Abstract:
"Sri Lankan E-Commerce platforms are rapidly evolving, Understanding the sentiment through
reviews has become a critical challenge, particularly due to the prevalent use of code-mixed and
code-switched that combines English with Sinhalese known as Singlish. This linguistic complexity
significantly hinders automated opinion mining tools, which are preliminary designed for
monolingual text. As a result, businesses and researchers, alike must rely on a manual labour to
decipher these reviews. This process is not only time consuming but also requires a nuanced
understanding of both English and Sinhalese. The dependency on human analysis limits the
scalability of the sentiment extraction and poses a significant bottleneck in harnessing the full
potential of consumer feedback. This study aims to address the gap in the automated Sentiment
Analysis for Singlish reviews on Sri Lankan E-Commerce platforms, highlighting the need for
advanced solutions that can navigate the intricacies of code-switching and code-mixing to extract
the sentiments efficiently and accurately.
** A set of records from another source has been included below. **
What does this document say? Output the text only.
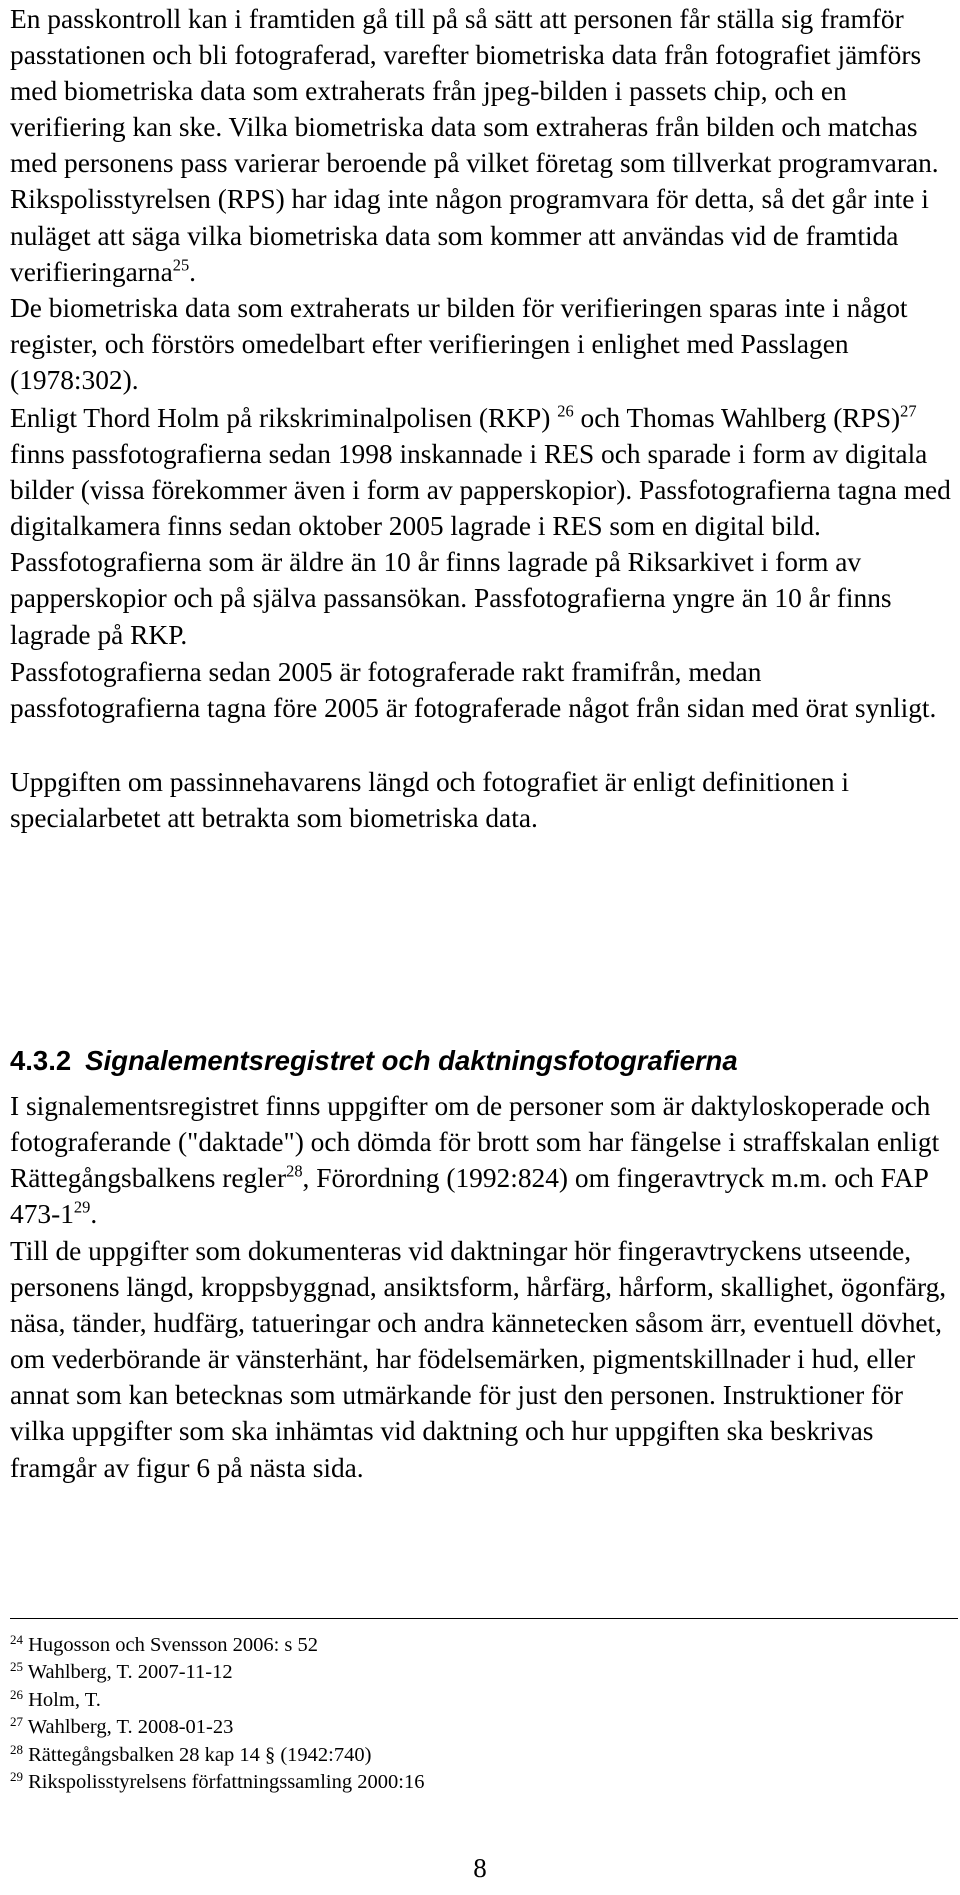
En passkontroll kan i framtiden gå till på så sätt att personen får ställa sig framför passtationen och bli fotograferad, varefter biometriska data från fotografiet jämförs med biometriska data som extraherats från jpeg-bilden i passets chip, och en verifiering kan ske. Vilka biometriska data som extraheras från bilden och matchas med personens pass varierar beroende på vilket företag som tillverkat programvaran. Rikspolisstyrelsen (RPS) har idag inte någon programvara för detta, så det går inte i nuläget att säga vilka biometriska data som kommer att användas vid de framtida verifieringarna$^{25}$.

De biometriska data som extraherats ur bilden för verifieringen sparas inte i något register, och förstörs omedelbart efter verifieringen i enlighet med Passlagen (1978:302).

Enligt Thord Holm på rikskriminalpolisen (RKP) $^{26}$ och Thomas Wahlberg (RPS)$^{27}$ finns passfotografierna sedan 1998 inskannade i RES och sparade i form av digitala bilder (vissa förekommer även i form av papperskopior). Passfotografierna tagna med digitalkamera finns sedan oktober 2005 lagrade i RES som en digital bild. Passfotografierna som är äldre än 10 år finns lagrade på Riksarkivet i form av papperskopior och på själva passansökan. Passfotografierna yngre än 10 år finns lagrade på RKP.

Passfotografierna sedan 2005 är fotograferade rakt framifrån, medan passfotografierna tagna före 2005 är fotograferade något från sidan med örat synligt.

Uppgiften om passinnehavarens längd och fotografiet är enligt definitionen i specialarbetet att betrakta som biometriska data.

I signalementsregistret finns uppgifter om de personer som är daktyloskoperade och fotograferande ("daktade") och dömda för brott som har fängelse i straffskalan enligt Rättegångsbalkens regler$^{28}$, Förordning (1992:824) om fingeravtryck m.m. och FAP $473-1^{29}$.

Till de uppgifter som dokumenteras vid daktningar hör fingeravtryckens utseende, personens längd, kroppsbyggnad, ansiktsform, hårfärg, hårform, skallighet, ögonfärg, näsa, tänder, hudfärg, tatueringar och andra kännetecken såsom ärr, eventuell dövhet, om vederbörande är vänsterhänt, har födelsemärken, pigmentskillnader i hud, eller annat som kan betecknas som utmärkande för just den personen. Instruktioner för vilka uppgifter som ska inhämtas vid daktning och hur uppgiften ska beskrivas framgår av figur 6 på nästa sida.

4.3.2 Signalementsregistret och daktningsfotografierna
$^{24}$ Hugosson och Svensson 2006: s 52
$^{25}$ Wahlberg, T. 2007-11-12
$^{26}$ Holm, T.
$^{27}$ Wahlberg, T. 2008-01-23
$^{28}$ Rättegångsbalken 28 kap 14 § (1942:740)
$^{29}$ Rikspolisstyrelsens författningssamling 2000:16
8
To tackle the challenge of analysing sentiment in Singlish reviews on Sri Lankan E-Commerce
platforms, the author proposed an innovative solution that circumvents the complexities of code-
mixed and code-switched language. The Core of this solution involves initially taking the raw,
code-mixed code-switched reviews and transforming them into pure Sinhala Unicode through a
sophisticated transliteration process. This critical step ensures that the linguistic nuances and
cultural context embedded in the original reviews are preserved and made more accessible for
computational analysis. Following transliteration, the Sinhala Unicode texts are then translated
into English, creating a uniform dataset that is more amendable to analysis with conventional NLP
techniques. By employing variety of NLP methodologies to this translated corpus, the study
efficiently extracts and interprets the sentiment expressed in the original reviews.
When evaluating the results, the study compared several ML models, notably Naïve Bayes and
Random Forest gave the best results. Leveraging these insights, an ensemble of these two models
further enhanced key performance metrics – F1 Score, Precision and Recall. This approach
underscored the potential of combining ML techniques to more accurately interpret consumer
sentiments."